Sebastian came up with an accessible interface and simple tool for the messenger solution. “The new dashboard is modular, putting at the forefront the messenger for communication between renters of the sequencers and researchers. I made a visible and streamlined notification system within the messenger, letting the user easily identify a Meenta communication status of the sample, or other important information. The idea was to make the process of sequencing through Meenta always visible with information at a glance, minimizing clicks or taps to get to an action,” Sebastian explains.

digital wireframe of advanced search feature for the Meenta app.

 

The Learning Outcomes

Throughout the course, the students and their client learned the key benefit of focusing on the end-user’s experience and the needs they wish to fulfill by using Meenta’s platform.

“I learned that design is about creating solutions with the right information. Finding out the needs of the different stakeholders made the design more useful in the end,” Sebastian explains. “Additionally, feedback is an essential part of the process. Meenta would point out solutions that made more sense for the user. I had initially designed a messenger where all actions could happen, but there was no way to dig deeper into information of those actions. Their feedback on navigating to more information was key in making my prototype a success.”

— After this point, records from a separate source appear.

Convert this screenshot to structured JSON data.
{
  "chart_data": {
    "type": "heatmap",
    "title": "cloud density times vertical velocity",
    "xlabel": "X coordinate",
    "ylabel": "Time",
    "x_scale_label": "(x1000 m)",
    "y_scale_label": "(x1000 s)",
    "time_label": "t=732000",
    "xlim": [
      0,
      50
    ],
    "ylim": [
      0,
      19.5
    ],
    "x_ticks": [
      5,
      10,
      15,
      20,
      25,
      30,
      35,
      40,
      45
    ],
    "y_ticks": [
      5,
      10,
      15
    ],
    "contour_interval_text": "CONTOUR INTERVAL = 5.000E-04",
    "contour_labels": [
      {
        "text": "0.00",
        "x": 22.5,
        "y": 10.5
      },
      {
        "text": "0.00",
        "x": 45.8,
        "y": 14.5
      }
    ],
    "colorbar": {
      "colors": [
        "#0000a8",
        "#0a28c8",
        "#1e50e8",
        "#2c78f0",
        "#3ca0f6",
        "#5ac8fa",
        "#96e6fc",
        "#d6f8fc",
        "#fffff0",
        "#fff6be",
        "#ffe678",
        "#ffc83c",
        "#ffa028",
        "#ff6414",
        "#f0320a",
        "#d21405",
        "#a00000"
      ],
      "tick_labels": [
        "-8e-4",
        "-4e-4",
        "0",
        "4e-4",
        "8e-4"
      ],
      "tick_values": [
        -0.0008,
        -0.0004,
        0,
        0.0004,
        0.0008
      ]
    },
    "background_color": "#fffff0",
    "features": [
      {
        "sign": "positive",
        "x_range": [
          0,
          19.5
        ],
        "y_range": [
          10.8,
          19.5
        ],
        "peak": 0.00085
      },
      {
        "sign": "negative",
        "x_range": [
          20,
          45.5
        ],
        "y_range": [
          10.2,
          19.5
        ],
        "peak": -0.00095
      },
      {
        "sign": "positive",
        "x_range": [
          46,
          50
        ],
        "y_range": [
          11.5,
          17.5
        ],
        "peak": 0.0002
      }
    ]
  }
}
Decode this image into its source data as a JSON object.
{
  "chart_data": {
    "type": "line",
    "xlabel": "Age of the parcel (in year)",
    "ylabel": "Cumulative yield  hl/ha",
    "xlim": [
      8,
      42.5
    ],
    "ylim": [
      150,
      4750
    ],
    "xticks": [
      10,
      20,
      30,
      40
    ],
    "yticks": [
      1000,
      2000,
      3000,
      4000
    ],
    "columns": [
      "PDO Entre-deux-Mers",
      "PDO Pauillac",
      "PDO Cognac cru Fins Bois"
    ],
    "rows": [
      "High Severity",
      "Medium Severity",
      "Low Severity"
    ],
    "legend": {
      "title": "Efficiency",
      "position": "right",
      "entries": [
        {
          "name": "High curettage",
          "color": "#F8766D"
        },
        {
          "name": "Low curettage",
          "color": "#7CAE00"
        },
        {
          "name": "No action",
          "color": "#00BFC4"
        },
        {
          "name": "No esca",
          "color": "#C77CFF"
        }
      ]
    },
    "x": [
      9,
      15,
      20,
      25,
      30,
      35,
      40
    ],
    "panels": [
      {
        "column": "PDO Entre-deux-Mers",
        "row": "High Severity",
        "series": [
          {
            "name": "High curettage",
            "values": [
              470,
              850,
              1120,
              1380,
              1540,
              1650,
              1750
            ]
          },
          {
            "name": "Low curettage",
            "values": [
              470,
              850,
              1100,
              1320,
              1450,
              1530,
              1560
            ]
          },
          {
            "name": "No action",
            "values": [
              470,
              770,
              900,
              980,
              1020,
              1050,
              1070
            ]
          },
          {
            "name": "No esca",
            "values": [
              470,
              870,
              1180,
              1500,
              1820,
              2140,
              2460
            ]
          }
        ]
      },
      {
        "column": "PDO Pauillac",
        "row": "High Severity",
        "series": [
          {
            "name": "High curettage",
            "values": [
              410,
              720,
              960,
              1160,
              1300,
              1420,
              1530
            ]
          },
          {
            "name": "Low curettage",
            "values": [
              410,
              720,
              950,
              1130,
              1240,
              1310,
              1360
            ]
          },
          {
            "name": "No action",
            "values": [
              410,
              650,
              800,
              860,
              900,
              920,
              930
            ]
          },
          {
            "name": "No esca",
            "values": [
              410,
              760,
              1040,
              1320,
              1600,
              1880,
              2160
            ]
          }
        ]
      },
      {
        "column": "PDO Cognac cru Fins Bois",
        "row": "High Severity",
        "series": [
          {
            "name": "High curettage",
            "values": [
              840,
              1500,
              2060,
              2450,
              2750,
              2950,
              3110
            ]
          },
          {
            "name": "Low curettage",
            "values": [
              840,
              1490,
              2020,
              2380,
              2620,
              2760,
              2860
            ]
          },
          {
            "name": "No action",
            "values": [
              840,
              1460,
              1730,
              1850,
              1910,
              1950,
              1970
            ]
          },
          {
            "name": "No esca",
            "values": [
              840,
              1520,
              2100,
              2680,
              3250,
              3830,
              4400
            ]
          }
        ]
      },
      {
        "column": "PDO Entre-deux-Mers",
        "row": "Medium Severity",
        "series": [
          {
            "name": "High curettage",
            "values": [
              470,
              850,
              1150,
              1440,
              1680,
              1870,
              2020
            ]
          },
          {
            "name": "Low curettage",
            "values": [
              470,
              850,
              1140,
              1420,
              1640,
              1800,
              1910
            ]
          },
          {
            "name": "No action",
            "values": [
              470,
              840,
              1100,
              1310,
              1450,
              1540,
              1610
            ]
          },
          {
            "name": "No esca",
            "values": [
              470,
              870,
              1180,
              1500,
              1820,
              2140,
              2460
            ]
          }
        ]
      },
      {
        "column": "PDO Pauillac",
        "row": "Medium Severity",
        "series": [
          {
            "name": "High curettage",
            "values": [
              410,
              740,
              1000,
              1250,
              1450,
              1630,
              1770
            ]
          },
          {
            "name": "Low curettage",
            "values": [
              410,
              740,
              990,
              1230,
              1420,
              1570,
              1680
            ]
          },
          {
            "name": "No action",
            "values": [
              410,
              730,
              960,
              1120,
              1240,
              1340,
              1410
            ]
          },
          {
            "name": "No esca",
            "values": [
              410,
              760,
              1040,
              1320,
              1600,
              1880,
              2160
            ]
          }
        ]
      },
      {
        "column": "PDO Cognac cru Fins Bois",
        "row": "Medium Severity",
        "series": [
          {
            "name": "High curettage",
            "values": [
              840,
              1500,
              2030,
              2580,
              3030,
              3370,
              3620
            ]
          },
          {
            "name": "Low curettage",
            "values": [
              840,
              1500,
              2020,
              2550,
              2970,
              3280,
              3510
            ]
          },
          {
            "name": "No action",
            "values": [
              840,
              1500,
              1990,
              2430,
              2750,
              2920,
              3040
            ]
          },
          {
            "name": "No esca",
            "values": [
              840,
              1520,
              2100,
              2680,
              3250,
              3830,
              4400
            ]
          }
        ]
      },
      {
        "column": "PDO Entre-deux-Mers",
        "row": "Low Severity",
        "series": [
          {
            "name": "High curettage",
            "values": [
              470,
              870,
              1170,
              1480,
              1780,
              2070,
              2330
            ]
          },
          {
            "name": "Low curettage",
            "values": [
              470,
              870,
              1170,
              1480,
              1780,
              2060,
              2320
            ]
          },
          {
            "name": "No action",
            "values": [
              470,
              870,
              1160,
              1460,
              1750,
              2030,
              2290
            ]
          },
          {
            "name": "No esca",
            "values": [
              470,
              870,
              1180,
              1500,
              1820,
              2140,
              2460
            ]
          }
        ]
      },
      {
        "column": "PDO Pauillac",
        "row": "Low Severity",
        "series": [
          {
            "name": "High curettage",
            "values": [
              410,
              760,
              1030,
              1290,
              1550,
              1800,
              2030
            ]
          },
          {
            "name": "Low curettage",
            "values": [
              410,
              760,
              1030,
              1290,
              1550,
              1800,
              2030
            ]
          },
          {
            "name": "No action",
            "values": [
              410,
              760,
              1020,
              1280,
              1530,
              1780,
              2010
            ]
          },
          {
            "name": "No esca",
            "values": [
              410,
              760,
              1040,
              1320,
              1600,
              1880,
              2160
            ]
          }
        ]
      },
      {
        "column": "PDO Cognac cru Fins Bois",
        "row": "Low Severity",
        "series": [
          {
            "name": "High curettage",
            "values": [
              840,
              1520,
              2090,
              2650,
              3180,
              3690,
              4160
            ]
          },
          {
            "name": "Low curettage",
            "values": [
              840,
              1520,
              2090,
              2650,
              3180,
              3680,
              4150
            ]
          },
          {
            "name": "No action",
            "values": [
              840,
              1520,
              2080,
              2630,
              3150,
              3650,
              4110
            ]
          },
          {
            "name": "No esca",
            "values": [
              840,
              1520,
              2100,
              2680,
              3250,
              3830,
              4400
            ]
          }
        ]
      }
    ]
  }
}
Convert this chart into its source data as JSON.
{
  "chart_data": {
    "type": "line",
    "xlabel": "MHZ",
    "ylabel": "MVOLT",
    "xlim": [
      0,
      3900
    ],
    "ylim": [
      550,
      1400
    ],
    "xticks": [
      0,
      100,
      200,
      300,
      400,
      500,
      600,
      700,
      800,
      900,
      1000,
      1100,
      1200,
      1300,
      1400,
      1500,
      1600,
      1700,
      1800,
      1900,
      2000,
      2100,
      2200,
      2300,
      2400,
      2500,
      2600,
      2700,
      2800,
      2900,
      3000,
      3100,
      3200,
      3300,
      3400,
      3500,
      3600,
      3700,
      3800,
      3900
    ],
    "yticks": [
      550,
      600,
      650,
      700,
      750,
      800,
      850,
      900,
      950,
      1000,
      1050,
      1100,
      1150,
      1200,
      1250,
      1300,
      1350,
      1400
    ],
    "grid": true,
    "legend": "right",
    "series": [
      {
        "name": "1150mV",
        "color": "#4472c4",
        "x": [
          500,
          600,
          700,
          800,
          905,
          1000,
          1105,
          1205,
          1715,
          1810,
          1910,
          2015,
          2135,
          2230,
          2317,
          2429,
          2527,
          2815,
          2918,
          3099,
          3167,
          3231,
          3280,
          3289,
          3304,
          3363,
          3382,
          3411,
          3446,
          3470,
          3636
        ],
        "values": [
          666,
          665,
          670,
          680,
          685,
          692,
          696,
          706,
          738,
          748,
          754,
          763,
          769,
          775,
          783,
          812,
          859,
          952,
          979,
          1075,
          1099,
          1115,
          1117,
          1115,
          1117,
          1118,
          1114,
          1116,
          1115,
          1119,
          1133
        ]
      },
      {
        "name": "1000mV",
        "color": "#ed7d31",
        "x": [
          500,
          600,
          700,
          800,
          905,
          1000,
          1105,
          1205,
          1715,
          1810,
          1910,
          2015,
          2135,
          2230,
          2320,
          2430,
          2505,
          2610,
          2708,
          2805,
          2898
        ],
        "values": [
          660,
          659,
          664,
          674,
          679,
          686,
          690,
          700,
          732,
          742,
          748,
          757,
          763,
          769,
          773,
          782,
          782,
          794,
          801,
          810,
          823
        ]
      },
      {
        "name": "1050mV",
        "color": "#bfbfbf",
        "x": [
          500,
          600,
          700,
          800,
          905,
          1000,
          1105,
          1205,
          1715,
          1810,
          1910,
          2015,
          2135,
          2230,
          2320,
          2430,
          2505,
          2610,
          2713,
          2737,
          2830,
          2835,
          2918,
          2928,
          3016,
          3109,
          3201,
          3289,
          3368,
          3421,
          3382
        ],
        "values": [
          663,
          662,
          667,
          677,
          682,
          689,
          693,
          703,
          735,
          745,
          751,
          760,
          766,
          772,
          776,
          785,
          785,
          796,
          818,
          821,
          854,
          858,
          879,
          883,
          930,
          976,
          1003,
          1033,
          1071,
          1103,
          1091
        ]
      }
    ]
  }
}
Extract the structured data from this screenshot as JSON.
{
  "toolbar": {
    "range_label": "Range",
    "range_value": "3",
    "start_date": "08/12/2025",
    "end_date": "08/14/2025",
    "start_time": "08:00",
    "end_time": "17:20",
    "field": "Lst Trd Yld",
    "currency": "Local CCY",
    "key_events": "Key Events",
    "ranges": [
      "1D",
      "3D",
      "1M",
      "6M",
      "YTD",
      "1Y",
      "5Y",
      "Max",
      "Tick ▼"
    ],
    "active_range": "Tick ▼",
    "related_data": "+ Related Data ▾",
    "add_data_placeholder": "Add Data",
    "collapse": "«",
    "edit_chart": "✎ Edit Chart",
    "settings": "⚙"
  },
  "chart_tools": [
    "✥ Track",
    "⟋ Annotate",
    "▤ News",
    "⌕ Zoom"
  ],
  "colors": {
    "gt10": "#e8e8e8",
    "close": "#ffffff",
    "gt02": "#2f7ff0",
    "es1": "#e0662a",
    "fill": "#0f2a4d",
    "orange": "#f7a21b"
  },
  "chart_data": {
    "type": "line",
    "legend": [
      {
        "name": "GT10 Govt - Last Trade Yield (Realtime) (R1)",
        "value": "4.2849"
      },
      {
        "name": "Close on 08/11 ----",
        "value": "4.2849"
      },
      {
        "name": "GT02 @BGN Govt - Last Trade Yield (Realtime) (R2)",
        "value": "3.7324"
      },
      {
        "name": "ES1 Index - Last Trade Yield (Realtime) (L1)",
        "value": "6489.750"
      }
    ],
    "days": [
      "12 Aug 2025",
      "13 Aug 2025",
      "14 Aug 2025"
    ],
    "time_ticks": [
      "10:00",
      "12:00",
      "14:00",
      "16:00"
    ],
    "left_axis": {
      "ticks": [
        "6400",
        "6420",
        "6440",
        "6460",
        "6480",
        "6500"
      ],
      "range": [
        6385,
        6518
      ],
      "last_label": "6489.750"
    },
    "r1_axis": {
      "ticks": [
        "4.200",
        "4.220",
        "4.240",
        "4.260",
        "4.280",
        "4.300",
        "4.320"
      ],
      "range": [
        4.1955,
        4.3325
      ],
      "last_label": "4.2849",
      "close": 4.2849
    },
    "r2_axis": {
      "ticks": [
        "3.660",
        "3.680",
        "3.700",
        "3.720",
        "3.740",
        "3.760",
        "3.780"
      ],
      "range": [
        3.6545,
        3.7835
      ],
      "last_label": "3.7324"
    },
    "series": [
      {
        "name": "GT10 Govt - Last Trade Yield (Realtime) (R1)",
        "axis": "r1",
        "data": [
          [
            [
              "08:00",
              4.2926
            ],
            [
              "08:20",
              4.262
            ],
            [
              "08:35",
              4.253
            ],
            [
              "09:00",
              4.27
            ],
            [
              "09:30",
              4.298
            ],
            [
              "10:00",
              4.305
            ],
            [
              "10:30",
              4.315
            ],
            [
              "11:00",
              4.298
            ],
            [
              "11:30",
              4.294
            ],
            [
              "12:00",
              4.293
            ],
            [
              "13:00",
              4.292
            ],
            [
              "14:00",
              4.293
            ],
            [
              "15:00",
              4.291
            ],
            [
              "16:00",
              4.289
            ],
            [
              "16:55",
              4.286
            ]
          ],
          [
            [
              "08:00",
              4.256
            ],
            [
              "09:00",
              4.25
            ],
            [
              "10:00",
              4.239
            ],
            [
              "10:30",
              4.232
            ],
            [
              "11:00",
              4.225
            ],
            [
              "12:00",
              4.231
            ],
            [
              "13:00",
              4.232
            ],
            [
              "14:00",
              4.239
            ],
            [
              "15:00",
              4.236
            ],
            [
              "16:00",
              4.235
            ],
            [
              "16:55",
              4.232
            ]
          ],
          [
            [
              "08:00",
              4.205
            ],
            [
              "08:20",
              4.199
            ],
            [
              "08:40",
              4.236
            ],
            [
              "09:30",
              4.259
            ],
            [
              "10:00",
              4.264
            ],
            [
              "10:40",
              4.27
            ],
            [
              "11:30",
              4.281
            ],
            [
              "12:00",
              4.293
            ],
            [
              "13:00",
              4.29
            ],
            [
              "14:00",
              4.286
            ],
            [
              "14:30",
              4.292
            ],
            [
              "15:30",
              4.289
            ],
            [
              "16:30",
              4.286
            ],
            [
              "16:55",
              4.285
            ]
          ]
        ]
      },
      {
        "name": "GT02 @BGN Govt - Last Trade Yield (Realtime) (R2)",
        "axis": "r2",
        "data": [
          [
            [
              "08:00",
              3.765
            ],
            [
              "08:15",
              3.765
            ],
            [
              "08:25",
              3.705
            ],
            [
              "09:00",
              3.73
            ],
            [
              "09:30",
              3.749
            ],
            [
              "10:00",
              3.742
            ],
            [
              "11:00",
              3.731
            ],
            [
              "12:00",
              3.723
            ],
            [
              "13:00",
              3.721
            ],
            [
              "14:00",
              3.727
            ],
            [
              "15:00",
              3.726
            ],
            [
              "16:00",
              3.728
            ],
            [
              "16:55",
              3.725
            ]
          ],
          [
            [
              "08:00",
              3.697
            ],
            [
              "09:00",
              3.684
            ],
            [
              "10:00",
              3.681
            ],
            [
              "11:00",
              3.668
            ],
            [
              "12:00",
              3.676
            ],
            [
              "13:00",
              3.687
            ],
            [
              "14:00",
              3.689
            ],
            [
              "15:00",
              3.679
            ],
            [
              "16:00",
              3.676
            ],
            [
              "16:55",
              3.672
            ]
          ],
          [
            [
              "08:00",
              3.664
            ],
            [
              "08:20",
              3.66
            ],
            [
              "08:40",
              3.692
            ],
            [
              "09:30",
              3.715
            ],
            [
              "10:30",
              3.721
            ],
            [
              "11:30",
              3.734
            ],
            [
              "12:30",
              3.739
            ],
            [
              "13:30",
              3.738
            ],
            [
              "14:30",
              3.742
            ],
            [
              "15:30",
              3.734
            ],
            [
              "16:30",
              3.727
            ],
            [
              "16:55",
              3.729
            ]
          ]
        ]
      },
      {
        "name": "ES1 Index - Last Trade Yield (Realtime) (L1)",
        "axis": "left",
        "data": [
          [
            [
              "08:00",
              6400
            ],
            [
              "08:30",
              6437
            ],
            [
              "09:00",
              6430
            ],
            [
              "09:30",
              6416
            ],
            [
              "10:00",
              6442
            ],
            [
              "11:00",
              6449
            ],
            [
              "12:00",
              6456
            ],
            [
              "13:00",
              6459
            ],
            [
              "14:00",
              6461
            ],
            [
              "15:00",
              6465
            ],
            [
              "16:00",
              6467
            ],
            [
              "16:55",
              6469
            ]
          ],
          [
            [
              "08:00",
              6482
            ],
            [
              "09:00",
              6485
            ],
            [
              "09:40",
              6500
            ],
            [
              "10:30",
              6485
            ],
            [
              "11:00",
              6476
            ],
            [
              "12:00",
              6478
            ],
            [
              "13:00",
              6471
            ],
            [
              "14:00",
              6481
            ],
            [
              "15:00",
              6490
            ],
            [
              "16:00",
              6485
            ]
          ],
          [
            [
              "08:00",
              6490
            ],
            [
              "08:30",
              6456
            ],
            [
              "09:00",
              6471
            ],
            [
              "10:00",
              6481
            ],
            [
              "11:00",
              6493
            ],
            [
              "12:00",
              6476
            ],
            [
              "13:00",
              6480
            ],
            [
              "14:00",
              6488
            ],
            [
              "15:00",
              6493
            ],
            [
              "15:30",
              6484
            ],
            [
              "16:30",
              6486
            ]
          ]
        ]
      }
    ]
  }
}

digital color palate and web icons on a draft sheet.
Molisha creates pattern libraries for the organization so their visual identity can begin to take shape.

 

The class helped Molisha understand and develop a deeper appreciation of UX design. “I always dreaded the design process and wanted to rush to the final product,” Molisha shares. “You have to take the time to research and understand who you are designing for and what it is you’re designing. This is how we’re able to create solutions to problems. If you skip this process as a designer, you could create more problems rather than solving them.”

Over the semester, when the students and client encountered unexpected hiccups, they had to improvise. But being able to be flexible in your approach as a project’s vision and scope evolve is a necessary skill to have. “The students inspired Stephan to think in different ways and he encouraged the students to take the project in new directions,” shares Lisa. “Change in vision is typical when working on a project, but for students, it was quite unexpected. It provided a great learning opportunity for them,” she says.

In the end, the class was able to take several client-defined projects and pull the pieces together. They framed the design problem and defined project goals that enabled both themselves and their client to conceptualize possible solutions, and ultimately meeting Meenta’s needs and making them happy.